Insatisfeito, o BB apresentou embargos de declaração, recurso no qual solicita que os julgadores esclareçam melhor a decisão, especialmente em pontos que possam ter ficado obscuros. Porém, o pedido foi novamente rejeitado, com o desembargador Kuklinski negando o recurso, em 19 de agosto de 2024. Restou ao banco ingressar com este recurso especial, com a intenção de levar o caso ao STJ e contestar a decisão que lhe impôs o pagamento de R$ 178 milhões em honorários, em uma ação sem vitória da outra parte.

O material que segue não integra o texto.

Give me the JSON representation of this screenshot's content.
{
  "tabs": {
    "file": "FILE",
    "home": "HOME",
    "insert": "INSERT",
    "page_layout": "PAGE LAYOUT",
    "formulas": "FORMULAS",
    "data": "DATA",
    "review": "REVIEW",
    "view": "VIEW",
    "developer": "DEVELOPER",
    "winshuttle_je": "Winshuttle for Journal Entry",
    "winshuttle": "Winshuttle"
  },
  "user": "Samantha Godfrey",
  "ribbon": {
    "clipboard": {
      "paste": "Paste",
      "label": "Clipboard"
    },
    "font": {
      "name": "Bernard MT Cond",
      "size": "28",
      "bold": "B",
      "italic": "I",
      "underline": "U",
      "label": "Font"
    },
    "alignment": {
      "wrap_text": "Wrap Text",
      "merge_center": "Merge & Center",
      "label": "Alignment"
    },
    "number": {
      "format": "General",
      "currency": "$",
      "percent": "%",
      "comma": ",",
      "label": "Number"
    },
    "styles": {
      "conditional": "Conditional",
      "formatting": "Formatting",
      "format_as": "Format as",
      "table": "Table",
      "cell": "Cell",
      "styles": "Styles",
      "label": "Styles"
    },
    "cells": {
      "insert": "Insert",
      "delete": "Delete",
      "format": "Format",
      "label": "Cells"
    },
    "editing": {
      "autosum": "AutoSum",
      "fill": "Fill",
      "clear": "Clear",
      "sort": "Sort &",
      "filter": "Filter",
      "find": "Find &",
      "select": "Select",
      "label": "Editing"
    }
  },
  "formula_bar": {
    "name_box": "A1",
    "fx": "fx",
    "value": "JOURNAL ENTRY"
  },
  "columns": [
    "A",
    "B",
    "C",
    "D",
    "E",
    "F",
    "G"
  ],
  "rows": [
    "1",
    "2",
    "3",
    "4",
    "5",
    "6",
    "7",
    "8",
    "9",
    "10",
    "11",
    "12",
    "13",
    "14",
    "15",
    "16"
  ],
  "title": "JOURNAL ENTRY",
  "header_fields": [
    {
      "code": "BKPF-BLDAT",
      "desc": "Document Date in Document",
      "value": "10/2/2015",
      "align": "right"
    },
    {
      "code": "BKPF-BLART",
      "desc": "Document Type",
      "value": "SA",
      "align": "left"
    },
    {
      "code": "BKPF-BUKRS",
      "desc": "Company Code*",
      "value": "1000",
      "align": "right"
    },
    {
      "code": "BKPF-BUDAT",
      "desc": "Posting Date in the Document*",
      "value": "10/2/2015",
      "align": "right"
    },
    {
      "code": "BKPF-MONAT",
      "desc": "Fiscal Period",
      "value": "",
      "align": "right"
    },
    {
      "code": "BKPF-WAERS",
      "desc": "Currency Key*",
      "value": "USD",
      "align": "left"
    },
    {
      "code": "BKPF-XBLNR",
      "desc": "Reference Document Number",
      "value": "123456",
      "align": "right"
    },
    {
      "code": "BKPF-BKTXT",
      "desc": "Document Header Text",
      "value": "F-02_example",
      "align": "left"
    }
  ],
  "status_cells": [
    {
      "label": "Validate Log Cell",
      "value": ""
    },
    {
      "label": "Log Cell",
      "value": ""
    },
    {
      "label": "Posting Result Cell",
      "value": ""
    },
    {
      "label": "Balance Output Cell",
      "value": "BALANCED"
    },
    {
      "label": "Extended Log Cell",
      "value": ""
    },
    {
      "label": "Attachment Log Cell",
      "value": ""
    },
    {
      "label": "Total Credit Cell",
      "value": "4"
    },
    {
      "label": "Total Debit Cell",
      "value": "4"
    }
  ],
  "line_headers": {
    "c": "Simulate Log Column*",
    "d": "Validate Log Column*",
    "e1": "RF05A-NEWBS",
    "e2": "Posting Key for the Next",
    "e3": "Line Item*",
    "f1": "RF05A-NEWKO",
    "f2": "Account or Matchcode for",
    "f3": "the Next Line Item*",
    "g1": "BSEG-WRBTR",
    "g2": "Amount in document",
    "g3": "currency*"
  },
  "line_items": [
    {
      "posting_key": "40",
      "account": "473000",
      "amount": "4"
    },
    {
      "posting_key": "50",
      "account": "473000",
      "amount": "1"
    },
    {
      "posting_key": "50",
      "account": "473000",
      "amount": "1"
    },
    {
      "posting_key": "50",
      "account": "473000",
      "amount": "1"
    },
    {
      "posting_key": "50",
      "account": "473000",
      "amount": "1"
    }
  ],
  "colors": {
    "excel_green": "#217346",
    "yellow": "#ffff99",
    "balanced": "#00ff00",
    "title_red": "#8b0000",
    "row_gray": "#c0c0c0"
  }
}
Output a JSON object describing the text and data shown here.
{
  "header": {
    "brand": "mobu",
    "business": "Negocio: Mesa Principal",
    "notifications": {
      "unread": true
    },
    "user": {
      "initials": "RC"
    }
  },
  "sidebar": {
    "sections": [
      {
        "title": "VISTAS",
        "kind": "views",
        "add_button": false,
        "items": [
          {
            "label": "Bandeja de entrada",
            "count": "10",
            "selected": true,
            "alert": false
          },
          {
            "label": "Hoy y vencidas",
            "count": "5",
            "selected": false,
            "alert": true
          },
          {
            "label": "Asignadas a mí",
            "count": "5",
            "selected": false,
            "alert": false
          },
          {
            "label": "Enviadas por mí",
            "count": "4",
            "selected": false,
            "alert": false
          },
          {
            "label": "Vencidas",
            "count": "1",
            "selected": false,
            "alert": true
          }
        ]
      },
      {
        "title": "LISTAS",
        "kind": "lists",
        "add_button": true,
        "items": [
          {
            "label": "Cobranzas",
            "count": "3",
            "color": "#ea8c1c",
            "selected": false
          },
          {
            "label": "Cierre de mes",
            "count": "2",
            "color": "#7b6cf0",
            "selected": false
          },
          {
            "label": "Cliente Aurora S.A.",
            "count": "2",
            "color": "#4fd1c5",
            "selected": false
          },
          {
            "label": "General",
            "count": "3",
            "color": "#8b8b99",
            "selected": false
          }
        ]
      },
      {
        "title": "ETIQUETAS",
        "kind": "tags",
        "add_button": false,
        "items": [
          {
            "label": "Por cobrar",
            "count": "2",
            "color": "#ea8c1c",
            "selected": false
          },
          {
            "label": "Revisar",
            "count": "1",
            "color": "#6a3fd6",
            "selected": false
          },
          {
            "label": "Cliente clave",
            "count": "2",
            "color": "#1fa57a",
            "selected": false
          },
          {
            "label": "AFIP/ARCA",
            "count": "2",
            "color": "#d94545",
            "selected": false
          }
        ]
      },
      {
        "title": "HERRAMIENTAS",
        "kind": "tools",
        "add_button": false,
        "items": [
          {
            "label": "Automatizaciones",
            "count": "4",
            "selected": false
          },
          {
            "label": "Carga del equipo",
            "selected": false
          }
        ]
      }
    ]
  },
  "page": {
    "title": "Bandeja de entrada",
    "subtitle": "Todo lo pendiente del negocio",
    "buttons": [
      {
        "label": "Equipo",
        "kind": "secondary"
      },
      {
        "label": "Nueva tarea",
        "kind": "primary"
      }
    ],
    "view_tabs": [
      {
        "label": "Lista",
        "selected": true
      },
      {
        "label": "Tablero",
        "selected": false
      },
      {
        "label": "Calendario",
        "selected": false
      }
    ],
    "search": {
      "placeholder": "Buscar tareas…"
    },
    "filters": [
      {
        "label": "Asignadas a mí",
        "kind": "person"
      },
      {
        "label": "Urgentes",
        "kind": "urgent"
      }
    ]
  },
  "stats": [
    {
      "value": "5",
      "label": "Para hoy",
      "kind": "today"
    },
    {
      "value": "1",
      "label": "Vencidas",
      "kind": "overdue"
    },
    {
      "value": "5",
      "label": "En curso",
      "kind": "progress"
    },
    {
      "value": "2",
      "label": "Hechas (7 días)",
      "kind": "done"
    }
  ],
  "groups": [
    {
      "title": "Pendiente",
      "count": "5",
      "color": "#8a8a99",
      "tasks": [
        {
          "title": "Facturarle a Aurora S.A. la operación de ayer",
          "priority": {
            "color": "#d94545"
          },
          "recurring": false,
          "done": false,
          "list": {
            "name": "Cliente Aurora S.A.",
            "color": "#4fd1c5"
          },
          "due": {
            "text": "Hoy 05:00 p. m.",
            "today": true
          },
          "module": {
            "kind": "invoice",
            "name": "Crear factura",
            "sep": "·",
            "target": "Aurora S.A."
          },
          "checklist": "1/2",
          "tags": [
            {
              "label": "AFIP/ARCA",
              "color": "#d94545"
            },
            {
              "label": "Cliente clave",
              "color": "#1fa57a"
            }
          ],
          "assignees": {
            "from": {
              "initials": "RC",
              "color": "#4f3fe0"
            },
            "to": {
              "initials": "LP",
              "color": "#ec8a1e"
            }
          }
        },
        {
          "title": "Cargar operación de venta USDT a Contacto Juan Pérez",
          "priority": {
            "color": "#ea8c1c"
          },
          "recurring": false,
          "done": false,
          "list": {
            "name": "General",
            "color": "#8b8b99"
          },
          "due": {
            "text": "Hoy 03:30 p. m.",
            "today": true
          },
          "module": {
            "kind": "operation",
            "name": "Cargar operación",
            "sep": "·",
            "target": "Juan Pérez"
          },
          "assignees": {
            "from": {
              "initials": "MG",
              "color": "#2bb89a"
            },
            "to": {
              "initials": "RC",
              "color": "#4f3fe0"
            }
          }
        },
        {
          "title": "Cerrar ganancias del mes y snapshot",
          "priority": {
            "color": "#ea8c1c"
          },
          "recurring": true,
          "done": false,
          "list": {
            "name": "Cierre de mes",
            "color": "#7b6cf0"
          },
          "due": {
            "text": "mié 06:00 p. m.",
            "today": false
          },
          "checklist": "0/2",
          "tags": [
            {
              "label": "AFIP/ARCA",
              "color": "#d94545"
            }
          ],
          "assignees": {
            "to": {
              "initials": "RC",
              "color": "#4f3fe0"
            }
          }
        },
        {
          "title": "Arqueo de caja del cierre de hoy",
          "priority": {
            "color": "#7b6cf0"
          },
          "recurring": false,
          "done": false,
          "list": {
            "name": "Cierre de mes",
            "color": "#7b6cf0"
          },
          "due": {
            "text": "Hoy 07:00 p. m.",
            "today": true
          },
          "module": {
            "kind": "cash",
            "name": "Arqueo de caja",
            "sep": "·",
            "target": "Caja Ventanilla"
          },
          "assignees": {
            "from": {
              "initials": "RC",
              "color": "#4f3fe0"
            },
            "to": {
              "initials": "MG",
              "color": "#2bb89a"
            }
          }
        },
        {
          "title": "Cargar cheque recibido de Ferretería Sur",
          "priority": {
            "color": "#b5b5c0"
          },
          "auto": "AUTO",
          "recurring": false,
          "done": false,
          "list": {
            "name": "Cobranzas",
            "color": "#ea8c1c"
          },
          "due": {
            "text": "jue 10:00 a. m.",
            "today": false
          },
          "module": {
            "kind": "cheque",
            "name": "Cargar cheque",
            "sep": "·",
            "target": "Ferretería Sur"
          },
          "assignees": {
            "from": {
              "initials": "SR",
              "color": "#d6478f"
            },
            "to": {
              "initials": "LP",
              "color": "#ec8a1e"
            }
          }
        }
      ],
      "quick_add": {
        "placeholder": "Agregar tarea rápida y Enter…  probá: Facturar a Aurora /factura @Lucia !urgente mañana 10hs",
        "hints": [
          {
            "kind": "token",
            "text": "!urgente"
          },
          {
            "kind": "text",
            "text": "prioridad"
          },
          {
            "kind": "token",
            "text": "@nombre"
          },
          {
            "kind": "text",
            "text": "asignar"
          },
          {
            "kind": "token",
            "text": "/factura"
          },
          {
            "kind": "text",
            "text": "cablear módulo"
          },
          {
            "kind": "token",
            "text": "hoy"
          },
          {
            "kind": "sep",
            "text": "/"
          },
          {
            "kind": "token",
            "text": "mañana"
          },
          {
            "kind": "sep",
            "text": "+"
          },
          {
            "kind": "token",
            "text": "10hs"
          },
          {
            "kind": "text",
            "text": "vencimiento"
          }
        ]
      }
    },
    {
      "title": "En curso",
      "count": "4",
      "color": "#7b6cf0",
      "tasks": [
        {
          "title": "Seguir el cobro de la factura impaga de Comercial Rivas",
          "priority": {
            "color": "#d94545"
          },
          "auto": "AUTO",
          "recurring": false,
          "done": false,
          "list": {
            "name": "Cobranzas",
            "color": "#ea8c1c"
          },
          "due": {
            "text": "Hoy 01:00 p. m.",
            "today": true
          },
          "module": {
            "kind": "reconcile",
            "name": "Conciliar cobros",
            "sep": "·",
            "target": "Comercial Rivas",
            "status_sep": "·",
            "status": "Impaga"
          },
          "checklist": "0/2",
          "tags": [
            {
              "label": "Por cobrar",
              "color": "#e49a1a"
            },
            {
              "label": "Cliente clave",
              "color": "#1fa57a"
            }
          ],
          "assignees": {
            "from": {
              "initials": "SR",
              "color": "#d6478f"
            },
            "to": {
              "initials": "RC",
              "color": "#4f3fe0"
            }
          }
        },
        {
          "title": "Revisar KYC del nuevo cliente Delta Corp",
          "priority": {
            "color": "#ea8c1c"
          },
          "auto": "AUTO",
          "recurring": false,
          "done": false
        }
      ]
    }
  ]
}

Ainda assim, o banco seguiu na disputa, agora, no Superior Tribunal de Justiça e conseguiu decisão favorável.
Comparativo
Maiores prêmios da Mega-Sena x honorários do TJMS contra o BB
- 1 – 1º/10/2022
- R$ 317.853.788,54
- 2 – 11/5/2019
- R$ 289.420.865,00
- 3 – 27/2/2020
- R$ 211.652.717,74
- 4 – 5/3/2024
- R$ 206.475.189,75
- 5 – 25/11/2015
- R$ 205.329.753,89
- 6 – 22/12/2015
- R$ 197.377.949,52
- 7 – 19/3/2022:
- R$ 189.381.872,36
- 8 – 4/7/2024
- R$ 162.788.325,19
- 9 – 8/2/2023
- R$ 152.807.887,30
- 10 – 22/11/2014
- R$ 135.315.118,96
* Concursos regulares, exclui a Mega da Virada.
- Honorários do TJMS a lobista e filhos de desembargador: R$ 178 milhões.